|  Audisio raconte Cagayous Gabriel Audisio, né à 
        Marseille, vint à Alger avec son père nommé directeur 
        du théâtre municipal. Amoureux de la ville, il découvrit 
        Cagayous et le fit connaître à la France métropolitaine. 
        Voici ce qu'il dit du langage de Cagayous.
 Dissipons dès l'abord une erreur trop possible : la langue de Cagayous 
        n'est pas un sabir. Le sabir, c'est le " petit nègre 
        " ; c'est le langage des indigènes de nos colonies qui s'efforcent 
        maladroitement à parler notre idiome. Rien de commun. Je ne considère 
        pas " le cagayous " comme un patois, mais bien comme 
        un dialecte méditerranéen, un rameau sur la souche des langues 
        d'Oc. Populaire, certes, comme ils le sont tous, et même plébéien. 

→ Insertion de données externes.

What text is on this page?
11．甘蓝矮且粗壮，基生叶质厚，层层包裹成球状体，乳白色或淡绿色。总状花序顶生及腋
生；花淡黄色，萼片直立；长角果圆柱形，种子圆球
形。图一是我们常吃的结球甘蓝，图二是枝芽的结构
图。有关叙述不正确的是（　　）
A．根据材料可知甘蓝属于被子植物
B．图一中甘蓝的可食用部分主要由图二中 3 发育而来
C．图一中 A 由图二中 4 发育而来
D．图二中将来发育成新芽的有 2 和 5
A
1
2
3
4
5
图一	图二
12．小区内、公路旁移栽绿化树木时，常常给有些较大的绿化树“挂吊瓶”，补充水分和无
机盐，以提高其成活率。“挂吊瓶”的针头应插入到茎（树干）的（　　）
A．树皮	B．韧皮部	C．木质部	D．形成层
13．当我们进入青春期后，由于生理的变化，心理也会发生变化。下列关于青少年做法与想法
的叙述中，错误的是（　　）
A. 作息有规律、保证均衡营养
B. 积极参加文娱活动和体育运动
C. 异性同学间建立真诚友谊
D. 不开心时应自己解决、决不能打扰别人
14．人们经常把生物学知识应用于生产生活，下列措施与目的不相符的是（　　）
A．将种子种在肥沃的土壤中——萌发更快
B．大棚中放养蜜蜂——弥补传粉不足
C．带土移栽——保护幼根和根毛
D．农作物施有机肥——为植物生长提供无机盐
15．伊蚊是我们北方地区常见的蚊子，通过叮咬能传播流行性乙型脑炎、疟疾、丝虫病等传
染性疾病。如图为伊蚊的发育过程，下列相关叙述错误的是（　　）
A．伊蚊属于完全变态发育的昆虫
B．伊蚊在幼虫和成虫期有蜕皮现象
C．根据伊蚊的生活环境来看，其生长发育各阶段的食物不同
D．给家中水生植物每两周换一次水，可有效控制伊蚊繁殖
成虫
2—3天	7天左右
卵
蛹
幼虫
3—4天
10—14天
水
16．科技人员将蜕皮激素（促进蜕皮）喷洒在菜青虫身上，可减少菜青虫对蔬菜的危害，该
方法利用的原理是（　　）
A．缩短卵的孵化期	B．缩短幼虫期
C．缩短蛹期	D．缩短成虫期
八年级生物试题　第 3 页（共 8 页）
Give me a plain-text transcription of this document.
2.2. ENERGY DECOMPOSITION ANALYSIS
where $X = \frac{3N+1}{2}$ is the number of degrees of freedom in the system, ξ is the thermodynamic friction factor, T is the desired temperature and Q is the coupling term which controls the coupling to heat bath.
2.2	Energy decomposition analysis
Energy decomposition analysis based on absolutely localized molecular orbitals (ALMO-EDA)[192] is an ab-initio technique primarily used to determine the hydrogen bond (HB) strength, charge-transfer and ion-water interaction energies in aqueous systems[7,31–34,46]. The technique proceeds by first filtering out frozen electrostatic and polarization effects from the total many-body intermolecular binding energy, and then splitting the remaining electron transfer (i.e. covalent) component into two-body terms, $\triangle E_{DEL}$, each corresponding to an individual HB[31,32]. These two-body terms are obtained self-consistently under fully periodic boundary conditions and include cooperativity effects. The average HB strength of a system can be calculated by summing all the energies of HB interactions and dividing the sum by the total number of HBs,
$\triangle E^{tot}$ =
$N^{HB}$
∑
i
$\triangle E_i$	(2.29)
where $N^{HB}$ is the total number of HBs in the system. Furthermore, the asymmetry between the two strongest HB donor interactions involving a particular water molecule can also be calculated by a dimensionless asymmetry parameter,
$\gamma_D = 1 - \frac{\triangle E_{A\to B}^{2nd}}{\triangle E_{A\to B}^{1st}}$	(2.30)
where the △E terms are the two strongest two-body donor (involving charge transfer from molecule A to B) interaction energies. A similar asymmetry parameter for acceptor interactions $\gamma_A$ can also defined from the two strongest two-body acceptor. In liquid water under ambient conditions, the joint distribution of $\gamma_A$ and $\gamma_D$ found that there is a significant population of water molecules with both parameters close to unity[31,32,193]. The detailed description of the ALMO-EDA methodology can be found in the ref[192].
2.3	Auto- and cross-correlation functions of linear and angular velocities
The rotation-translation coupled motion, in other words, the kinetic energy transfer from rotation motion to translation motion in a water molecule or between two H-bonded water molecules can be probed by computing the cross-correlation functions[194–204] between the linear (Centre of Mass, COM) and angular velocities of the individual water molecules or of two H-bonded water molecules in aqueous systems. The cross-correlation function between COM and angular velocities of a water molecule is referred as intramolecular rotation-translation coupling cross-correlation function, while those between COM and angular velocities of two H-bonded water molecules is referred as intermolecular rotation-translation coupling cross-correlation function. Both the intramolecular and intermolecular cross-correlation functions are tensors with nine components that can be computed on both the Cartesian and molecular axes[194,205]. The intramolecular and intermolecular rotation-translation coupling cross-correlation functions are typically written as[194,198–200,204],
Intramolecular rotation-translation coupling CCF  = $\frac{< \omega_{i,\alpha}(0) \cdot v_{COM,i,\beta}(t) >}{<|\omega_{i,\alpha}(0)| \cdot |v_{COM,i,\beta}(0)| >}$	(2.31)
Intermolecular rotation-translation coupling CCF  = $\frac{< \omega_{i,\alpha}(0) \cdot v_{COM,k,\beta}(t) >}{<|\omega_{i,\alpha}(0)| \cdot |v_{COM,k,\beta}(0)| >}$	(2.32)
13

        A côté du " français naturel ", langue 
        savante et officielle, il est le langage courant du peuple bigarré 
        des néo-français. Aussi bien présente-t-il cette 
        différence avec les autres dialectes de la Méditerranée 
        occidentale qu'il les mélange tous, en y ajoutant une forte dose 
        d'arabe.
 
 La constitution de ce parler s'explique par les divers éléments 
        colonisateurs de l'Algérie. Il faut songer, en effet, que les " 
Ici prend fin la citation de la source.